It was a normal day. Indian Prime Minister Narendra Modi was schedule to visit my homeland Kashmir and we were caged; unprecedented restrictions had been imposed in the region and ban of mobile internet was enforced. Nothing of this surprises us anymore.
Heavy cloud cover seemed to have colored the day well as we stayed indoors fighting cold and anxious about what would be transpired in the day.
Post afternoon, the ban on internet was lifted and I logged on to my Facebook account to check with my friends what they were upto. Late in the afternoon, the news about protest escalating in Zainakote against Modi’s visit did rounds on a social networking websites and I immediately recalled my friend Gowhar Nazir Dar.
It never occurred to me to call him and enquire. I presumed confidently that he would have stayed indoors the whole day — probably dedicating a few hours to study and would have watched television for some time.

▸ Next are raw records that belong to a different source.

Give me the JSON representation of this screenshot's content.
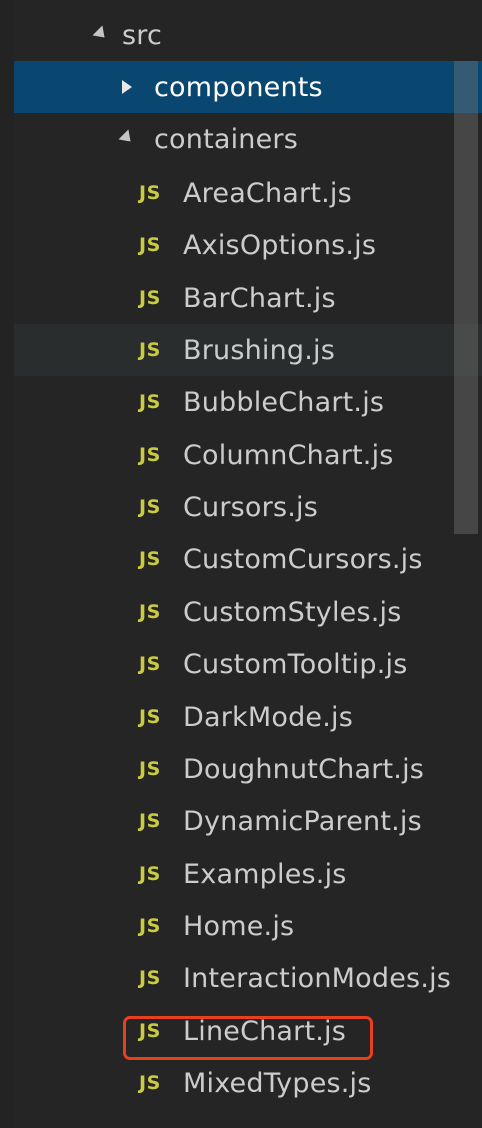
{
  "tree": {
    "root_folder": "src",
    "folders": {
      "components": "components",
      "containers": "containers"
    },
    "file_icon_label": "JS",
    "files": [
      "AreaChart.js",
      "AxisOptions.js",
      "BarChart.js",
      "Brushing.js",
      "BubbleChart.js",
      "ColumnChart.js",
      "Cursors.js",
      "CustomCursors.js",
      "CustomStyles.js",
      "CustomTooltip.js",
      "DarkMode.js",
      "DoughnutChart.js",
      "DynamicParent.js",
      "Examples.js",
      "Home.js",
      "InteractionModes.js",
      "LineChart.js",
      "MixedTypes.js"
    ]
  },
  "colors": {
    "background": "#252526",
    "selection": "#094771",
    "hover_row": "#2a2d2e",
    "js_icon": "#cbcb41",
    "text": "#cccccc",
    "highlight_annotation": "#e8401c"
  },
  "icons": {
    "expanded": "chevron-down-icon",
    "collapsed": "chevron-right-icon",
    "file": "javascript-file-icon"
  },
  "state": {
    "selected_item": "components",
    "hovered_item": "Brushing.js",
    "highlighted_item": "LineChart.js"
  }
}
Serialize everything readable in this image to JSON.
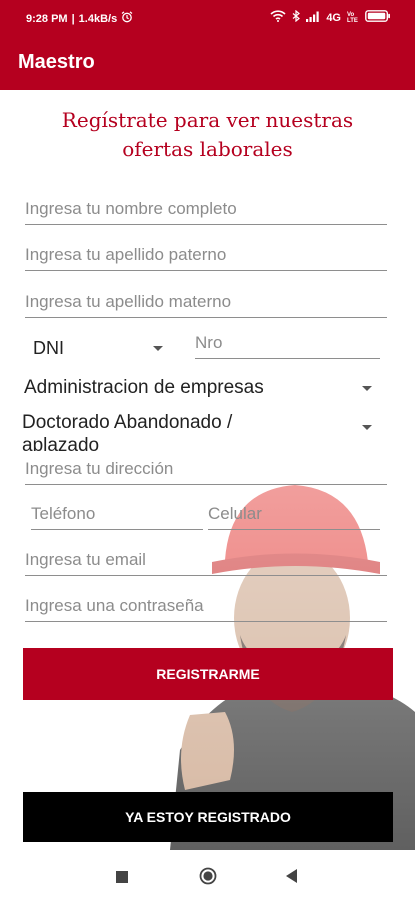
{
  "status_bar": {
    "time": "9:28 PM",
    "speed": "1.4kB/s",
    "network": "4G",
    "volte": "Vo LTE"
  },
  "app_bar": {
    "title": "Maestro"
  },
  "heading": "Regístrate para ver nuestras ofertas laborales",
  "form": {
    "full_name_placeholder": "Ingresa tu nombre completo",
    "paternal_surname_placeholder": "Ingresa tu apellido paterno",
    "maternal_surname_placeholder": "Ingresa tu apellido materno",
    "document_type": "DNI",
    "document_number_placeholder": "Nro",
    "career": "Administracion de empresas",
    "education_level": "Doctorado Abandonado / aplazado",
    "address_placeholder": "Ingresa tu dirección",
    "phone_placeholder": "Teléfono",
    "mobile_placeholder": "Celular",
    "email_placeholder": "Ingresa tu email",
    "password_placeholder": "Ingresa una contraseña"
  },
  "buttons": {
    "register": "REGISTRARME",
    "already_registered": "YA ESTOY REGISTRADO"
  },
  "icons": [
    "alarm-icon",
    "wifi-icon",
    "bluetooth-icon",
    "signal-icon",
    "battery-icon",
    "chevron-down-icon",
    "recent-apps-icon",
    "home-icon",
    "back-icon"
  ],
  "colors": {
    "primary": "#b5001f",
    "dark_button": "#000000",
    "background": "#ffffff"
  }
}
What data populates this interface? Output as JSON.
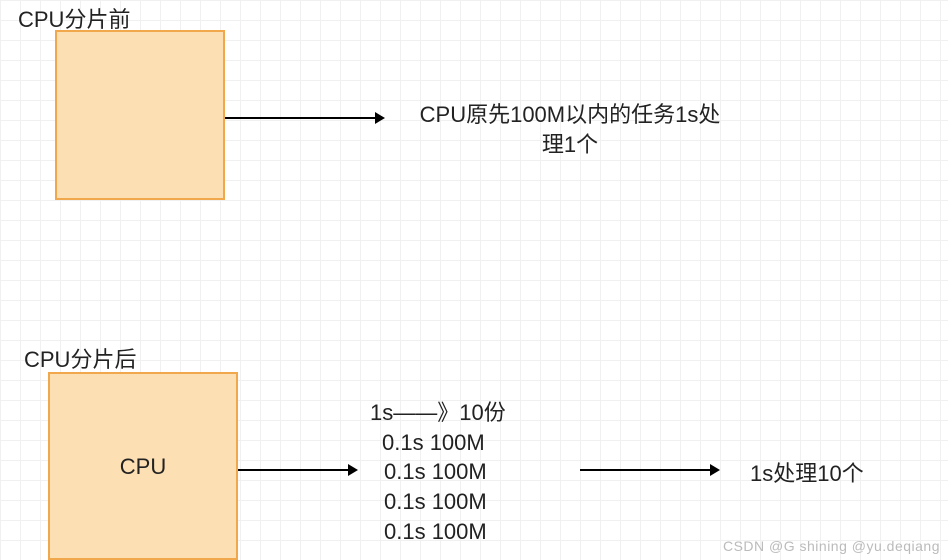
{
  "section1": {
    "title": "CPU分片前",
    "box_label": "",
    "desc_line1": "CPU原先100M以内的任务1s处",
    "desc_line2": "理1个"
  },
  "section2": {
    "title": "CPU分片后",
    "box_label": "CPU",
    "list": {
      "l1": "1s——》10份",
      "l2": "0.1s  100M",
      "l3": "0.1s 100M",
      "l4": "0.1s 100M",
      "l5": "0.1s 100M"
    },
    "result": "1s处理10个"
  },
  "watermark": "CSDN @G shining  @yu.deqiang"
}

At dusk, I went to offer prayers at a nearby Mosque and by the time I returned, news media had announced Gowhar’s death.
I became numb, a part of me refused to believe even after seeing the picture of his body. The picture captured inside an operation theatre showed doctors trying to save his life and my mind suddenly shifted to an incident in our college.
Last year, as we were sitting together in the college grounds a noise caught our attention. We saw groups of boys and girls pacing towards a part of the campus where thickets (a dense group of bushes or trees) grow. We both rushed to the spot and found some boys holding sticks and trying to kill a snake. Our college is surrounded by a place where appearance of snakes was not uncommon.
As students tried to kill the snake, I saw another facet of the human side in my friend Gowhar. He shouted at the boys and asked them to stop attacking the snake and quickly took over a stick from one of them. I remember his dexterity. He slowly, but with great care, picked up the snake and marched towards the thickets while others followed. He then pushed the snake into the thickets and ensured that it was unharmed.
That day, I experienced the human side of my friend for which he was popular in our college. The incident taught me that there was nothing more valuable than life, be it a dangerous snake.
My friend would tell me on way back from the spot, ‘We have no right to take anyone’s life’. Alas! Those who killed him mercilessly never had a friend like him to teach them this greatest lesson of life.
May he rest in heaven! Ameen.
(The writer – Peer Suhail – is an engineering student at SSM College of Engineering and Technology, and was the batch-mate of deceased Gowhar Nazir Dar, who was killed after a teargas shell, fired by paramilitary forces, hit him on November 7. According to Suhail, they were friends for last two years.)